Weir Flow Calculator
Calculate volumetric flow rate over rectangular, triangular, or trapezoidal weirs from the head of water above the weir crest. Used in irrigation canals, wastewater treatment, and stream gauging.
About this calculator
A weir is an overflow structure that relates water surface head H to discharge Q through a power-law equation. For a rectangular weir (with end contractions), Q = Cd × (L − 0.1nH) × H^1.5 × √(2g), where L is crest length, n is the number of end contractions, and Cd ≈ 0.61–0.65. For a triangular (V-notch) weir at 90°, Q = 0.588 × H^2.5 × √(2g), derived from integrating triangular strips of area over the head. For a trapezoidal (Cipolletti) weir, Q = Cd × L × H^1.5 × √(2g), combining rectangular and triangular effects. The √(2g) term arises from Torricelli's theorem applied to each elemental strip. Head H is measured upstream of the weir at a distance of at least 4×H_max to avoid drawdown effects.
How to use
Example — rectangular weir: L = 2.0 m, H = 0.3 m, Cd = 0.62, end contractions n = 2, g = 9.81 m/s². Effective width = L − 0.1 × n × H = 2.0 − 0.1 × 2 × 0.3 = 2.0 − 0.06 = 1.94 m. √(2g) = √(19.62) = 4.429. Q = 0.62 × 1.94 × 0.3^1.5 × 4.429 = 0.62 × 1.94 × 0.1643 × 4.429 ≈ 0.877 m³/s. For a triangular weir with the same head: Q = 0.588 × 0.3^2.5 × 4.429 = 0.588 × 0.04929 × 4.429 ≈ 0.128 m³/s — much lower, as expected for a narrow V-notch.
Frequently asked questions
What is the difference between a rectangular weir and a triangular V-notch weir for flow measurement?
A rectangular weir has a horizontal crest and passes larger flows efficiently, making it suitable for rivers, irrigation canals, and stormwater channels where high discharge must be measured. A triangular V-notch weir has greater sensitivity at low flows because even a small head change produces a measurable discharge change, making it ideal for stream gauging and laboratory measurements. The rectangular formula uses H^1.5 while the triangular formula uses H^2.5, so the V-notch discharge rises more steeply with head, giving better resolution at small flows. For a wide range of flows, a Cipolletti (trapezoidal) weir combines both benefits.
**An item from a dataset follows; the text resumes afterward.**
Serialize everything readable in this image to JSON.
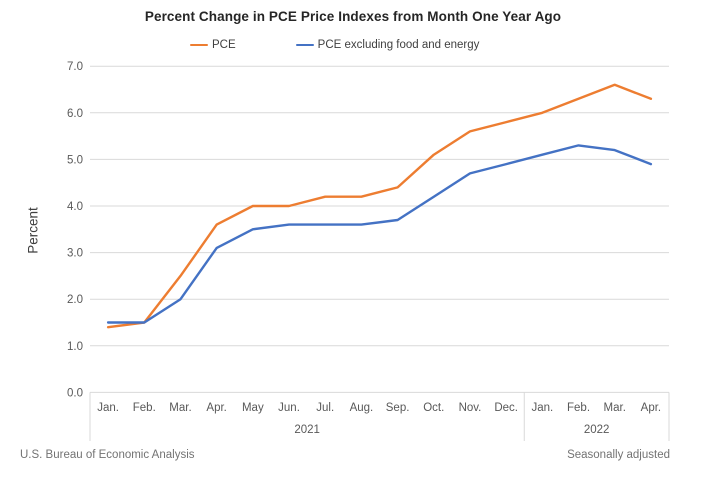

How does the discharge coefficient affect weir flow calculations?
The discharge coefficient Cd accounts for the difference between ideal theoretical discharge and actual flow, caused by streamline curvature, viscosity, surface tension, and approach velocity. For sharp-crested rectangular weirs, Cd is typically 0.61–0.65; broad-crested weirs have Cd around 0.848. An incorrect Cd introduces a direct proportional error into Q, so a 5% error in Cd means a 5% error in computed flow rate. Calibrated weir structures in flow measurement applications should have Cd determined by in-situ rating against a reference meter rather than using tabulated values, especially when approach velocity and channel geometry vary from standard conditions.
Why must the head be measured far enough upstream from the weir crest?
Close to the weir, the water surface curves downward (drawdown) as it accelerates toward the crest, making the local water depth lower than the true hydraulic head driving the flow. Measuring head within this zone underestimates H and therefore significantly underestimates Q. Standard practice (ISO 1438) requires the gauge point to be located at least 4 to 5 times the maximum expected head upstream of the crest, where the water surface is still approximately horizontal and hydrostatic pressure conditions apply. A stilling well connected by a small tap to the channel wall at that location eliminates wave interference and gives the most repeatable readings.